Cette histoire, le réalisateur la portait depuis des années et il a longtemps cherché son interprète principale. C’est à la cantine de l’Institut national de jeunes sourds de Chambéry, après un énième casting infructueux, que Jean-Pierre Améris remarque la menue et vive Ariana. Elle ne s’était pas rendue au casting parce qu’elle avait oublié de s’inscrire. Pour le réalisateur, «cela a été une évidence absolue, c’était elle que j’avais envie de filmer. La question de savoir si elle savait jouer ne s’est même pas posée. Elle avait en elle la vivacité, la force qui devaient être celles de l’héroïne.»
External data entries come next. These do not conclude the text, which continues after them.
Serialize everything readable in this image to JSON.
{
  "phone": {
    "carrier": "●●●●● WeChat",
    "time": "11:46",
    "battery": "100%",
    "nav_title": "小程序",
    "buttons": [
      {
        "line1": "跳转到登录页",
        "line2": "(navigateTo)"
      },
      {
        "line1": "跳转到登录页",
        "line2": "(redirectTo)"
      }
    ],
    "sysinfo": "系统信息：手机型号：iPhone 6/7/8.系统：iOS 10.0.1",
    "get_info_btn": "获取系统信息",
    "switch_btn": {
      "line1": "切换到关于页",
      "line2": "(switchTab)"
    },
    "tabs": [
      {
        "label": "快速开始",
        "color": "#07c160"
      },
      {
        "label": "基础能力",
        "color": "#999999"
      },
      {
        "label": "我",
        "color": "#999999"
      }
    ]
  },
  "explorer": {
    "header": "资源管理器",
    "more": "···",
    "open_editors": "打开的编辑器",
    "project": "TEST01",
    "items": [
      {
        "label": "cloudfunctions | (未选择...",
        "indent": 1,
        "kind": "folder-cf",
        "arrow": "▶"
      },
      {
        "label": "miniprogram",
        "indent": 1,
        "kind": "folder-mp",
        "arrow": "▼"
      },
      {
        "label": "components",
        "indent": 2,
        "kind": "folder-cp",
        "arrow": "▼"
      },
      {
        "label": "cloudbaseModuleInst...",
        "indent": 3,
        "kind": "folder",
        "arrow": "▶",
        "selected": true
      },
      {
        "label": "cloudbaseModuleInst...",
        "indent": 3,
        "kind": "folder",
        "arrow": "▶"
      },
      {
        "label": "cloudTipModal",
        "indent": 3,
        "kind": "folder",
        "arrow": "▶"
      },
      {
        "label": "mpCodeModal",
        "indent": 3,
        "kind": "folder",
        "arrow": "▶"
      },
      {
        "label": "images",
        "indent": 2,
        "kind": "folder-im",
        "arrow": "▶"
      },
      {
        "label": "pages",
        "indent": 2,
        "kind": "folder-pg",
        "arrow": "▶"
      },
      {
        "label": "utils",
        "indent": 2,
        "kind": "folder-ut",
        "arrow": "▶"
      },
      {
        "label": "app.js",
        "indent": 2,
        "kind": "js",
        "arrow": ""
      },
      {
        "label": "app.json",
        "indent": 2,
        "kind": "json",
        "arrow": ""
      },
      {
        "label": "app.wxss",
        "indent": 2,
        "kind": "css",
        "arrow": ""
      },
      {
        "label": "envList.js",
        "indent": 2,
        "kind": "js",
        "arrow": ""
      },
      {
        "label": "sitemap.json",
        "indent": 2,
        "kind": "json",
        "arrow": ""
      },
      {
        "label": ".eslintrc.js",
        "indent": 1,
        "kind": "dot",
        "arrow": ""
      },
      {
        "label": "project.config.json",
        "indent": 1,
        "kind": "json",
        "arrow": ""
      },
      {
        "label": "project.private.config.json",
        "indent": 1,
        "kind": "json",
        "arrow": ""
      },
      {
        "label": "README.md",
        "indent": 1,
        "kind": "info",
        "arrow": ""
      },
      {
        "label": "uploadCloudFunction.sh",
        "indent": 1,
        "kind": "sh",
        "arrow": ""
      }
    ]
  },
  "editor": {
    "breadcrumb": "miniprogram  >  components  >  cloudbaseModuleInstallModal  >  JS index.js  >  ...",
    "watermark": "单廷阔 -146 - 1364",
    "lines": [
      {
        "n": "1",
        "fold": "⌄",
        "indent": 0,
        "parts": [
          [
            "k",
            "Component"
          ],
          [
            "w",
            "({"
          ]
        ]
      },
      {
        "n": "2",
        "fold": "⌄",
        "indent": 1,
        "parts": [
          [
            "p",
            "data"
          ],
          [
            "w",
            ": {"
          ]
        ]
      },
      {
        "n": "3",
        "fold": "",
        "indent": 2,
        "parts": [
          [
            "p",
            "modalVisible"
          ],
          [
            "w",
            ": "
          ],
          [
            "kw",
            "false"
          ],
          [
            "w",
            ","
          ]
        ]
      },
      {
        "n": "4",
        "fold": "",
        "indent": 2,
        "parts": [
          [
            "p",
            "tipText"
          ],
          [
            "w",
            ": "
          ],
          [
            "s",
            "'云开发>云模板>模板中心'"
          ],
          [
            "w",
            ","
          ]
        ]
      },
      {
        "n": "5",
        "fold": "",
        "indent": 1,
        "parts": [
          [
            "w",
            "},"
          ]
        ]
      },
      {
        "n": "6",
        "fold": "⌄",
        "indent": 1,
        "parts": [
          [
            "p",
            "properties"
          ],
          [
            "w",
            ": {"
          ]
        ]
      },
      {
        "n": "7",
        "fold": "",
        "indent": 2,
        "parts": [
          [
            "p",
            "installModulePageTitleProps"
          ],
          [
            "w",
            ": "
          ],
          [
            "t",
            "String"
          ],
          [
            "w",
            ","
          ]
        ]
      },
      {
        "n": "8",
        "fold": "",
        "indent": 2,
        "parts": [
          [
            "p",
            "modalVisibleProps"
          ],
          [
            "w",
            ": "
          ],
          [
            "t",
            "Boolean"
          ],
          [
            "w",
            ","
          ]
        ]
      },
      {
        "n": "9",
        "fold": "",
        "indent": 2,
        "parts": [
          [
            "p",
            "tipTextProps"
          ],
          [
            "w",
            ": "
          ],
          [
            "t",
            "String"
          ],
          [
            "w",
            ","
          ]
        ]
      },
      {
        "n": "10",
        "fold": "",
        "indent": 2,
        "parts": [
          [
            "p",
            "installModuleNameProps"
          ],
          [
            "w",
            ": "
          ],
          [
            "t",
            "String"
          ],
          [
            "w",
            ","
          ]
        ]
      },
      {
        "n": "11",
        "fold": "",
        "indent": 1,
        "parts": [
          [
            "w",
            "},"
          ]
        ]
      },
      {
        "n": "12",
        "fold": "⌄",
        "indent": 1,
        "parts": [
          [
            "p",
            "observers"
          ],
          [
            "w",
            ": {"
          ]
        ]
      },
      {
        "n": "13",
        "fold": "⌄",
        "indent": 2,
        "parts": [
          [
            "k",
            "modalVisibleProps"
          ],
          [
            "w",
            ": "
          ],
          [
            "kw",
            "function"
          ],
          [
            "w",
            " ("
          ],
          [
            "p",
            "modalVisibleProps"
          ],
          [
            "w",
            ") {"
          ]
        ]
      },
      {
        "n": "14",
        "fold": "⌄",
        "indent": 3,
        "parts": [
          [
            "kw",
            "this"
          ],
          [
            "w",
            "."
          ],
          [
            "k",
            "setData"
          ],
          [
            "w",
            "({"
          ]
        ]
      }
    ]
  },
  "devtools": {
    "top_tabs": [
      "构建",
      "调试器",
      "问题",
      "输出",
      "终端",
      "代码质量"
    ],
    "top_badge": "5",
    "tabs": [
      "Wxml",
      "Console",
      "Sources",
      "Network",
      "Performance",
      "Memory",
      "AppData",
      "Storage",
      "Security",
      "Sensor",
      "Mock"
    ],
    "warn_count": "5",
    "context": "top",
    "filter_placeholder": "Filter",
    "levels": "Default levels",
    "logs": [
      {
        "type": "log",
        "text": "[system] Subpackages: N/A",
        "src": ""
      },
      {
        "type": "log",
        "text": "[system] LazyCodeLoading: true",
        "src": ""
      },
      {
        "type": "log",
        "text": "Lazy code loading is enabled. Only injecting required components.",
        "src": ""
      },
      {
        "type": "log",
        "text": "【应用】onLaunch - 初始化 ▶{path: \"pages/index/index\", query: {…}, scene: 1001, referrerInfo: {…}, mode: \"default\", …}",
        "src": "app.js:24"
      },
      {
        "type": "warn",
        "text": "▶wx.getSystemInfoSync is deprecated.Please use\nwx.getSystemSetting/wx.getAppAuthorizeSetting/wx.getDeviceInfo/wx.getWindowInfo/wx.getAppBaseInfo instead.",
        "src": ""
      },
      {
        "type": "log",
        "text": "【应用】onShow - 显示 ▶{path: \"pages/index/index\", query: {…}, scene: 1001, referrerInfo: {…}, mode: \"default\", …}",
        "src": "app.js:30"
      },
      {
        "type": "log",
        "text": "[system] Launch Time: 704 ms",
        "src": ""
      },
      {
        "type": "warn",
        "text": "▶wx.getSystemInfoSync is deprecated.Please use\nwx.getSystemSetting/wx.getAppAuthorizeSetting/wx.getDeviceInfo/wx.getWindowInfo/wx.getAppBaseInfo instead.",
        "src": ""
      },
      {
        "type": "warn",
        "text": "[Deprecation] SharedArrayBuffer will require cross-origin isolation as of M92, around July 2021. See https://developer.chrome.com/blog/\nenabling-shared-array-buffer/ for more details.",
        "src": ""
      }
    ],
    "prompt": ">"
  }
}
«Quand un éducateur a tenté de m’expliquer que j’étais choisie, je n’ai pas compris tout de suite, car sa langue des signes était imprécise… Ensuite je n’arrivais pas à y croire», se souvient Ariana. Mais pour elle aussi la rencontre, bien qu’inespérée, a été comme une évidence, qui lui donne l’occasion de militer en faveur de la défense des sourds, qu’elle refuse de voir traiter de handicapés. «Nous sommes des personnes sourdes.» Les mains de la jeune femme s’emballent, dessinent dans l’air des arabesques incompréhensibles pour le commun des mortels. Son visage s’anime, traversé par toutes les expressions qu’elle cherche à transmettre. «Il faut d’abord comprendre la culture des sourds. On n’est pas obligé d’entendre. Et puis il faut supprimer les barrières. Les interprètes en langue des signes et les nouvelles technologies comme le smartphone permettent de faire disparaître le handicap.»

«La langue des signes m’a aidée à comprendre qui j’étais, m’a donné une identité»

Ariana a grandi dans une famille entendante. «Elle n’était pas très au courant de ce que signifiait être sourd. Mes parents m’ont d’abord un peu forcée à oraliser, ils ont voulu l’accessibilité avec eux comme ça. Ensuite, j’ai abordé la langue des signes française comme une véritable langue. C’est elle qui m’a aidée à comprendre qui j’étais, m’a donné une identité.»

La future bachelière projette de devenir elle-même professeur de langue des signes. «J’aimerais aller aux Etats-Unis pour comprendre la manière de travailler là-bas et l’importer en France.» Pour l’instant, elle prépare son bac, toujours à l’institut spécialisé de Chambéry. Loin de sa famille, qui réside en Ardèche. Depuis septembre, important changement dans son parcours, Ariana Rivoire vit en appartement après deux ans passés en internat.

L’étoffe d’une grande

Jean-Pierre Améris ne tarit pas d’éloges sur sa jeune interprète. Il n’hésite pas à la comparer à des géants: «J’ai tourné avec Sandrine Bonnaire et Gérard Depardieu, des natures, des personnages hors du commun, qui ont connu des difficultés dans la vie. Eh bien! elle est comme eux, la caméra l’aime. En plus, elle est courageuse et travailleuse, nous avons beaucoup répété les scènes.» Afin de se glisser dans la peau de Marie Heurtin,Ariana a dû laisser de côté son expressivité: le visage des sourds aveugles est impassible. Par contre, elle n’a pas hésité à se dévoiler et à s’engager physiquement, comme dans les scènes de lutte mettant aux prises la sauvageonne et la bonne Sœur.

Lors d’une avant-première la semaine dernière au Cinéma Capitole de Lausanne, Ariana Rivoire a rencontré des sourds, venus lui dire leur admiration. Ils ont vite appris le signe qui la désigne: l’index et le majeur tendus vers le dos de la main opposée, et qui fait des petits bonds, comme une personne sautant sur place de joie. Joyeuse et lumineuse, c’est ainsi qu’elle perce l’écran.